More considerations ....:

- Being a Delta, I suppose that this "resolution" of the movement on the Z axis, will also be valid for X and Y
- If for example, when you find the limit, it is 0.15 mm (Theoretical). What would happen if...:
- I select a lower layer height in the slicer, for example 0.10 mm
- Movements that are not multiples of 0.15 mm, in the previous case, the second layer that would be 0.1 mm x 2 = 0.20 mm, which would also not be multiple of 0.15 mm (Theoretical)
- A third doubt, similar, as would be the printed layers, if when i "slice" the model, I select a layer height of 0.1618 mm? or 0.20 mm

I guess the optimum layer height that I should select in the slicer depends on this. To select a multiplo of the minimum movement that I can do in Z, of the resolution in Z. No?

]]>If you request a layer height/extrusion width combination that requires an amount of filament less than a single microstep of your extruder, you're gonna have underextrusion (or overextrusion if you're using absolute positioning of the extruder).

]]>For Cartesian printers, the calculation is quite simple (in your details you did not mention a pulley number of teeth, though usually 16 or 20, used to drive the belt):

For 1.8degrees per full step, micro-stepped 16x using a GT2 (pitch of 2mm) and a pulley of 20 teeth, we get 80 steps/mm. Inverting this, we get a 0.0125mm/logical step. Therefore, in this case this is the theoretical resolution of the printer.

Now since your printer is a Delta, things get very complicated. In the center of your build plate, you will get extremely high resolution, but the further you go out from the center, the lower the resolution will be. On large Delta printers, with not enough micro-stepping, straight lines close to the edge may appear wavy.

The calculations for a Delta's resolution is simply too complicated to explain here, but luckily there is a tool, which can help you with it: https://configurator.reprapfirmware.org/

Simply start a new custom configuration, and enter the values requested. On the Motors page, use the "Calculate steps per mm" to calculate them - it should be noted that this tool calculates the number of steps needed to move the belt by 1mm, and that does not translate to 1mm of movement of the head.

That said, luckily the Duet can be micro-stepped up to 256x, allowing you to reduce artifacts as mentioned above, if they appear. Also due to the fact that each micro step only contributes a very small amount, the actual resolution remains quite high (many steps per mm of actual head movement), so you will be able to use either 0.1mm, 0.15mm or 0.2mm (or practically any other).

For the delta, yes, the X, Y and Z will have about the same resolutions (though there may be exception positions: thinking about Z which may actually stay the same as long as all towers move the same distance).

If you select a layer height that is not a multiple of the resolution, the printer will typically round this, by going as close to it as it can (may be just over or under). Since resolution is high, the difference should not really be noticeable.

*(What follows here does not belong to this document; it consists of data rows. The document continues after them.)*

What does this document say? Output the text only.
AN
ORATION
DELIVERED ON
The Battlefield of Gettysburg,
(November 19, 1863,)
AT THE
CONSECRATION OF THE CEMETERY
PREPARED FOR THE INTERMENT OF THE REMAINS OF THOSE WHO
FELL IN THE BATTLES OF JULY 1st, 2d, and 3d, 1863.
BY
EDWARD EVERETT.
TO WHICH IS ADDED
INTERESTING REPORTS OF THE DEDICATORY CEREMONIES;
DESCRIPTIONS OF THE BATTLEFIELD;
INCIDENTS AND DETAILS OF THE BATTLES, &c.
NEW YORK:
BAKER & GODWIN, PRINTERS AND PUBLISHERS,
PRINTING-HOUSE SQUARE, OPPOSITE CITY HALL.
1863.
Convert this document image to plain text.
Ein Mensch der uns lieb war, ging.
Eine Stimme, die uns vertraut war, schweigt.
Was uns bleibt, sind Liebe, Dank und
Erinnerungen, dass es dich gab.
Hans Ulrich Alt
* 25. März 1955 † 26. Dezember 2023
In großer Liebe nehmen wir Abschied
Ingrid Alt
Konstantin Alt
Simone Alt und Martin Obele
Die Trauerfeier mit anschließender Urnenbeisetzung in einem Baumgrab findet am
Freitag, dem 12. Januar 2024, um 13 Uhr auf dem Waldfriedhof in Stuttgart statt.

Lets take the 80 steps/mm value, which gave us 12.5microns per step:

- Printing at 0.1mm layer height: it will take 8 steps to raise the nozzle by 0.1mm.
- Printing at 0.15mm layer height: it will take 12 steps
- Printing at 0.2mm layer height: it will take 16 steps
- Printing at 0.1618mm layer height: it will be approximated to 0.1625mm and take 13 steps. It should be noted here that the commanded layer height is slightly higher than requested (0.4326% higher) and therefore, at some point the commanded layer height will be 12 steps, to make up for the higher than requested rounding (though this will be many 100's of layers later).

Typically this rounding does not cause issues - and if you do need the extra resolution, you can increase the micro-stepping.